The film was first shown at The Explorers Club annual dinner held at the Hotel McAlpin in New York City on January 24, 1925, along with a lecture by Cooper. The Explorers Journal reported: "It is Mr. Cooper's happy achievement to have portrayed poignantly and comprehensively the drama of a people in their primitive struggle with inexorable forces of nature. The pictures were a fitting climax to an evening of thrilling entertainment."Grass was later purchased for distribution by Paramount Pictures. Its theatrical debut took place at the Criterion Theatre in New York on March 30, 1925.

==Planned remake==
In 1947, Merian C. Cooper sought to remake Grass, which he called a "damned half picture," and he said: "One man and one woman, and their children, will exemplify for the audience the whole of this struggle for survival which breeds a race that is proud and strong, rugged individuals all, meeting bravely the moods of natural forces seemingly bent upon their destruction." Ernest B. Schoedsack told him to forget the idea because his Persian friends had informed him that a rail line now ran through the country, and much of the Bakhtiari's trek was now performed using cars and trucks.

==Reissue==
Grass was reissued theatrically in the early 1990s.

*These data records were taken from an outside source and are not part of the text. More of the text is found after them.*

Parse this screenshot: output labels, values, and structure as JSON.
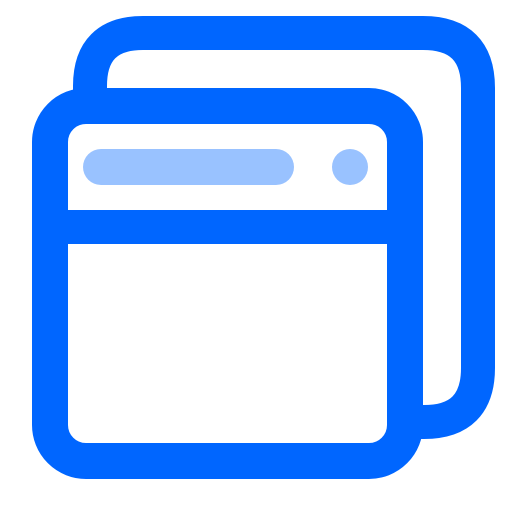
{
  "icon": {
    "name": "browser-windows-icon",
    "description_label": "",
    "colors": {
      "primary": "#0066FF",
      "secondary": "#99C2FF",
      "background": "#FFFFFF"
    }
  }
}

Rights to Grass had been donated to the Museum of Modern Art, and Milestone Film and Video obtained the rights in 1990. Dennis Doros of Milestone said:

Out of the one hundred and fifty to two hundred films we've done, Grass and Chang are among the ones I am most proud of distributing. Chang is a national treasure in Thailand. Grass has images of race and culture that don't exist anymore, it's been called the greatest migration in modern history, and I agree. The journey of the Bakhtiari is so astonishing, the power of those images is like a dream, the way they're constantly moving and climbing.

Grass has been issued in videocassette and DVD format. It is also available for streaming on the Criterion Channel.

In 2009, author Bahman Maghsoudlou published a book titled Grass: Untold Stories that includes background information and historical references related to the making of the film.